Available over-the-air and free to all, SOPTV programming — from Masterpiece Theater to Newshour with Jim Lehrer to Oregon Art Beat to Clifford the Big Red Dog — is voluntarily funded by viewer support, said Mark Stanislawski, president and CEO of SOPTV.
"We get our money from people who voluntarily send us checks," said Stanislawski.
But legislative cuts to fund federally mandated infrastructure changes may leave viewers in the dark, he added.
The Legislature denied Gov. Ted Kulongoski's request for $3.75 million to fund Oregon public broadcasting networks — which include Medford-based SOPTV — and slashed the figure to $500,000. The cuts may make it impossible for public stations to complete the federally mandated switch from analog to digital signals.
The U.S. government has ruled analog television transmitters all over the county will be shut down on Feb. 18, 2009. Anyone without access to digital broadcasts or connection to a cable or satellite system will lose their public television signal.
"Sixty percent of the population has no idea this is coming," said Stanislawski.
The nonprofit station has relied upon state funding to help with the massive infrastructure change, Stanislawski says. Thanks to a special $8 million capital appropriation from the Oregon Legislature in 2001, SOPTV ($1 million) and OPB ($7 million) have been able to convert to digital transmitters.

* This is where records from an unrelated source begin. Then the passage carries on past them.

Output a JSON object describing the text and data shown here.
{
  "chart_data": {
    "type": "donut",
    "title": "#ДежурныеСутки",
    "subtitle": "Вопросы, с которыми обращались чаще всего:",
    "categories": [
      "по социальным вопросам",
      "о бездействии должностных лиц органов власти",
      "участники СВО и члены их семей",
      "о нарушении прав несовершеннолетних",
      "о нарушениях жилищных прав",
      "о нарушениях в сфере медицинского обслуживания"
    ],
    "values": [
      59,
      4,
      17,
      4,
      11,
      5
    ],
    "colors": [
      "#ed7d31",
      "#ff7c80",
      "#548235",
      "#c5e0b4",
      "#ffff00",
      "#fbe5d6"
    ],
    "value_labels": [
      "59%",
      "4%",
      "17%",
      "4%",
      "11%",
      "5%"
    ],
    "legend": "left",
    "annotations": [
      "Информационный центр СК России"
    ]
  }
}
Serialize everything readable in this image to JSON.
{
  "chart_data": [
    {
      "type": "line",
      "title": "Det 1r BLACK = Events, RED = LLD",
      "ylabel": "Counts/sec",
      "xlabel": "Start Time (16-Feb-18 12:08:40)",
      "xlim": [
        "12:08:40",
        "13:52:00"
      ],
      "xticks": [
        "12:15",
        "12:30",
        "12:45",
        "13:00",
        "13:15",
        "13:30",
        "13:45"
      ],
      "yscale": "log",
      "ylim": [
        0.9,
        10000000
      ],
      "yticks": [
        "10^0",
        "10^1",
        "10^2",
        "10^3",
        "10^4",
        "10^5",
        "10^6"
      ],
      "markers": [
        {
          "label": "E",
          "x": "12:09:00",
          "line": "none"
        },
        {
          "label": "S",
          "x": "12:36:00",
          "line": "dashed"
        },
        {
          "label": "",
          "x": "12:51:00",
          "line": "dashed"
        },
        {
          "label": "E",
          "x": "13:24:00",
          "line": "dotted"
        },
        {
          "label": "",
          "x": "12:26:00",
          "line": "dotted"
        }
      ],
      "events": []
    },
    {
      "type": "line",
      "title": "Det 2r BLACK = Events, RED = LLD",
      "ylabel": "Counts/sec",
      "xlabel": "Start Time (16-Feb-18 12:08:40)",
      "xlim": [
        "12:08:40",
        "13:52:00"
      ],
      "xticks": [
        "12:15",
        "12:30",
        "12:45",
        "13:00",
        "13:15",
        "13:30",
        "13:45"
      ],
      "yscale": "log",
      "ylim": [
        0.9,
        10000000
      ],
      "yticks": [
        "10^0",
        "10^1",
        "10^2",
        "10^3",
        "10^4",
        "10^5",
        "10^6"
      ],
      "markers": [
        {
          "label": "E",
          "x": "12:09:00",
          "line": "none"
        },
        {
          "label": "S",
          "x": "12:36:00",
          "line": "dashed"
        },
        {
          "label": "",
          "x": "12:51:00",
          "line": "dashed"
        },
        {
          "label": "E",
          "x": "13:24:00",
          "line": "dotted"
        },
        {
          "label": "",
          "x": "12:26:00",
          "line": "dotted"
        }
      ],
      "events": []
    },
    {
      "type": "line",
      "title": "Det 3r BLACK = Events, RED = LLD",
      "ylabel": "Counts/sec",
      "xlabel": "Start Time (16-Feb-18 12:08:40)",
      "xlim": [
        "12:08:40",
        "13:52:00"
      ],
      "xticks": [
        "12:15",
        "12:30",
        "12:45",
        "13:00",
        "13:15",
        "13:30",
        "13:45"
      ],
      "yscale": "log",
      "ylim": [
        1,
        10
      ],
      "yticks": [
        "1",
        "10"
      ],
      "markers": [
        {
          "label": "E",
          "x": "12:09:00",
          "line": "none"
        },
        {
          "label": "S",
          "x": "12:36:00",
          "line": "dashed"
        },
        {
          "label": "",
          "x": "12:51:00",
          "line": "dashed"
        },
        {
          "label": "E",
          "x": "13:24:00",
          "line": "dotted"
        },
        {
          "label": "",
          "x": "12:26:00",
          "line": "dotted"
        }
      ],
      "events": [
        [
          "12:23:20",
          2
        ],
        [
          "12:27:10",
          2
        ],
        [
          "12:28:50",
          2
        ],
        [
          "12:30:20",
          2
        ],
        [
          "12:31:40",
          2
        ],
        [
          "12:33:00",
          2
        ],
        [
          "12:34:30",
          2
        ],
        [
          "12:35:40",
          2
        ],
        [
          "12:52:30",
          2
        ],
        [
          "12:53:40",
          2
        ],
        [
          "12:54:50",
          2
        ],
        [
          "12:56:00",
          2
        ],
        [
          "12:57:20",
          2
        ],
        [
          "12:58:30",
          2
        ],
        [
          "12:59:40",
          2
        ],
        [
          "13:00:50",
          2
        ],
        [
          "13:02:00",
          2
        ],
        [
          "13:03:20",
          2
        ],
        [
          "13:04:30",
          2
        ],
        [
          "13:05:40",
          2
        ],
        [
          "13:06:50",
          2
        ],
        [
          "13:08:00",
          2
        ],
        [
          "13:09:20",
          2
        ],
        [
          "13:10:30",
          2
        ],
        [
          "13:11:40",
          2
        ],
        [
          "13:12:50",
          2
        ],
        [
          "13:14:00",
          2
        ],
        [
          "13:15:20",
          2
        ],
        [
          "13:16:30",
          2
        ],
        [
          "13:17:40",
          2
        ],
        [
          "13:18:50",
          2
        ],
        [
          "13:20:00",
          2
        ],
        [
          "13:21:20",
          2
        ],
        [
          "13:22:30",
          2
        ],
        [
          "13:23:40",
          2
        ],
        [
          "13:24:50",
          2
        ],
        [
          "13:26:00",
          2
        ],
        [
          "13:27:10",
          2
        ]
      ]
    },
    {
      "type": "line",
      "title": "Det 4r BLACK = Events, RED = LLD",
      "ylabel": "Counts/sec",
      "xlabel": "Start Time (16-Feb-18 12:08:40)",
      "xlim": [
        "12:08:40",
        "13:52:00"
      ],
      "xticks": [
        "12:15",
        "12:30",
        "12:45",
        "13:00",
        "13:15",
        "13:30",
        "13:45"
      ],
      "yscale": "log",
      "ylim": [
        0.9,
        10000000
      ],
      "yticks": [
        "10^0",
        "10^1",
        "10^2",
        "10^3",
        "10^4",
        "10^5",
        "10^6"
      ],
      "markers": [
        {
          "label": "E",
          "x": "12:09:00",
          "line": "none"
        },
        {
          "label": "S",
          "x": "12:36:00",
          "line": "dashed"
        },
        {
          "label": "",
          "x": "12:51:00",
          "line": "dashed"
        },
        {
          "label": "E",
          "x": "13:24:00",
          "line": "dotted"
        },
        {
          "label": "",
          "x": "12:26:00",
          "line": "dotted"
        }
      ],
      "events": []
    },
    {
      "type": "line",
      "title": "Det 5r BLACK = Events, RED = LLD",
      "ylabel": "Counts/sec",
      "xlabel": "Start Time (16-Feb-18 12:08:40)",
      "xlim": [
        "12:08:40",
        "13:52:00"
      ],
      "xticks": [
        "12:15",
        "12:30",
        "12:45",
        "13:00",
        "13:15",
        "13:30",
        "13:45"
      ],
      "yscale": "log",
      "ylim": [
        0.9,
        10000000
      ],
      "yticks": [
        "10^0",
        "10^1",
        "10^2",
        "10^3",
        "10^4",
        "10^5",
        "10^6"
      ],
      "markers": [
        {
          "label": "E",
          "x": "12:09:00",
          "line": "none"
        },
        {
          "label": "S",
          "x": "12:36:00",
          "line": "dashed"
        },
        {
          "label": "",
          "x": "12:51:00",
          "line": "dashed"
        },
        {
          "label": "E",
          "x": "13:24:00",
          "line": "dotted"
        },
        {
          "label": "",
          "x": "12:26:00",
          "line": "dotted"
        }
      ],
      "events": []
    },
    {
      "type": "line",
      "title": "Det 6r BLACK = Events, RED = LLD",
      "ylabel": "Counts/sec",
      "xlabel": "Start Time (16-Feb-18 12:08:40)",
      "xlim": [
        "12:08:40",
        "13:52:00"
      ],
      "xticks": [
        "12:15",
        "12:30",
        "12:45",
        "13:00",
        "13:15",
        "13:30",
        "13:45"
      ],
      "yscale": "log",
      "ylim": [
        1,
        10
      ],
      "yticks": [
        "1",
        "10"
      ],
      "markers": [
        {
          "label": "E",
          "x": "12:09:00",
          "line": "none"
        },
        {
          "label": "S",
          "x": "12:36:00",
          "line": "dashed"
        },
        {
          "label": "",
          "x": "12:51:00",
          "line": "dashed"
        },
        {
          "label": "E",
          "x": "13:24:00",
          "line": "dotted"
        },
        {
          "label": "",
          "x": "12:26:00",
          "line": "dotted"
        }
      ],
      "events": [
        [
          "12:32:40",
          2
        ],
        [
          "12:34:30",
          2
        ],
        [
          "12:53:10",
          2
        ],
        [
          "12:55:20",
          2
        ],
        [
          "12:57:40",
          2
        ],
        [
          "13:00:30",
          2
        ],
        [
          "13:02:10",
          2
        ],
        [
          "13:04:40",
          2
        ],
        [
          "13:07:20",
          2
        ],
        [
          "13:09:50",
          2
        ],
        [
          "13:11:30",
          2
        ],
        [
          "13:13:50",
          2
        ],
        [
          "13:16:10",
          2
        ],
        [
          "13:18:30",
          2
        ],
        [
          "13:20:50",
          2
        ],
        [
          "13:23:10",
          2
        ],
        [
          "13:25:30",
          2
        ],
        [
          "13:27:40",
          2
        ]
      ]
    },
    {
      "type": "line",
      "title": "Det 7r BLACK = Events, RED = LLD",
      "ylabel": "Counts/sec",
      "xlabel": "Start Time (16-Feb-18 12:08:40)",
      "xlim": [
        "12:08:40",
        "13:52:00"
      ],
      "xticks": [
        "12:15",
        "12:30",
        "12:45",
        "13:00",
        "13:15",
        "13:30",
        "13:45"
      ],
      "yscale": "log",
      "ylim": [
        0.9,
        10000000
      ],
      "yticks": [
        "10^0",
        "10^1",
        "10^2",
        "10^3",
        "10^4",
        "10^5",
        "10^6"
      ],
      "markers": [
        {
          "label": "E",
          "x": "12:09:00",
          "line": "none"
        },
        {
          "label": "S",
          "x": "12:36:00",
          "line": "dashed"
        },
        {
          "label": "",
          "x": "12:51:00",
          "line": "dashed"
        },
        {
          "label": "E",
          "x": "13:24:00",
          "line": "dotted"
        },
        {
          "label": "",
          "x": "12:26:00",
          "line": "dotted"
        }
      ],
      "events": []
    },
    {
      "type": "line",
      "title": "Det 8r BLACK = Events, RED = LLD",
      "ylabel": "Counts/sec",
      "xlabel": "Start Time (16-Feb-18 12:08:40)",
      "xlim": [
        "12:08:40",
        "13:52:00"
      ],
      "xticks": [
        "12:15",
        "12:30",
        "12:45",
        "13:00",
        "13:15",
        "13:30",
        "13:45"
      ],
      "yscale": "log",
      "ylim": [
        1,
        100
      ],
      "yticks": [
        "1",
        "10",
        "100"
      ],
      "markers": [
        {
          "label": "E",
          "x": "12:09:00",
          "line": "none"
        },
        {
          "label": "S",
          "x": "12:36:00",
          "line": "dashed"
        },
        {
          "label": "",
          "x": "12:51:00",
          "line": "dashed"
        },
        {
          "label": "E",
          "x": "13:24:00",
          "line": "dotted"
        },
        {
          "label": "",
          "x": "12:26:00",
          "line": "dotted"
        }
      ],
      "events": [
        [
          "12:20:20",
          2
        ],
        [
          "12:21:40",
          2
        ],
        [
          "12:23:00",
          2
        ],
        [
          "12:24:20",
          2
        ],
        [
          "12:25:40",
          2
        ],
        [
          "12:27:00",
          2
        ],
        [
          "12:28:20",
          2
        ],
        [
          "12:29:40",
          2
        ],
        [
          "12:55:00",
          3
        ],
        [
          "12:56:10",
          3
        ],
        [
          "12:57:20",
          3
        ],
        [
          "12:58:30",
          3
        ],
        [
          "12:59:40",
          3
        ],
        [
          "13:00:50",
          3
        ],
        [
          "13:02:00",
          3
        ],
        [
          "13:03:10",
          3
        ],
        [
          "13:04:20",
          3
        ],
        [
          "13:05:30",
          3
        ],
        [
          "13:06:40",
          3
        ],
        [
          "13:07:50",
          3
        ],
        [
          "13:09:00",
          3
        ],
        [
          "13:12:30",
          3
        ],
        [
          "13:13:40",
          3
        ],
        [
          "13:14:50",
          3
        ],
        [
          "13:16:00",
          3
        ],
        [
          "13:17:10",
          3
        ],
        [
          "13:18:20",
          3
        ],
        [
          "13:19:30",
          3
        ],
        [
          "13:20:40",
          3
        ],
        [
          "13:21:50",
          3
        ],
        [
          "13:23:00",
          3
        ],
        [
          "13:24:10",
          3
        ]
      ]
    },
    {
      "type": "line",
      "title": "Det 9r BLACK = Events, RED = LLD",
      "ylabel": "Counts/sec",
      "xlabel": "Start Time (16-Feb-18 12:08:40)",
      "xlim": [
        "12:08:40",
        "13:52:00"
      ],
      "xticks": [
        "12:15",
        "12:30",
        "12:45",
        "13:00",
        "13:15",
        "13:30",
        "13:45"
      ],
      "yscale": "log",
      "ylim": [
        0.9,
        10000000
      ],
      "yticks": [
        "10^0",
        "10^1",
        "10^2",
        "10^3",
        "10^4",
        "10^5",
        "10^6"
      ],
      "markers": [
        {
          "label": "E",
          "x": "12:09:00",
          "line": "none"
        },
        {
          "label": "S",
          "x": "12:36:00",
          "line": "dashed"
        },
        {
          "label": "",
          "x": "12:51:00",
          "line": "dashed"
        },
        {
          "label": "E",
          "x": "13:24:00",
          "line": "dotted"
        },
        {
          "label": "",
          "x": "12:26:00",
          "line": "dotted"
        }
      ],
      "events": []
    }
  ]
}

Anyone within reach of these signals will continue to have over-the-air access to public television programming, he said.
However, there are 13 translators which boost the public stations' signals within the hills and valleys of rural SOPTV areas that must also be converted, he said. OPB has 41 translators. SOPTV provides four channels of services throughout Jackson, Josephine, Douglas, Curry and Klamath counties.
"Working with OPB we converted the transmitters," said Stanislawski. "But the translators need to be converted. Mountains are a broadcasting nightmare. They are part of the joys of living in our beautiful area. But they make it hard to get signals to some areas."
Oregon's public stations were hoping to leverage the state funding into matching federal dollars to help with the last leg of the digital switch, which could cost as much as $5.5 million, Stanislawski said. The recent cuts are cause for concern, he said. Without additional funding for the massive infrastructure switch, SOPTV and OPT may not be able to complete their conversion efforts.
"We are disappointed," said Stanislawski. "This is a fundamentally unfunded federal mandate. If we don't get the funding, people without cable, dish (or other forms of digital service) might not get a signal."
Stanislawski said representatives of the Joint Ways and Means Committee have announced dates and locations for a series of "field hearings" on the proposed budget. Committee members are slated to be at South Medford High School at 6:30 p.m. on Friday, April 13, he said.
"We'd encourage our loyal viewers turn out and voice their opinions on this important issue," said Stanislawski.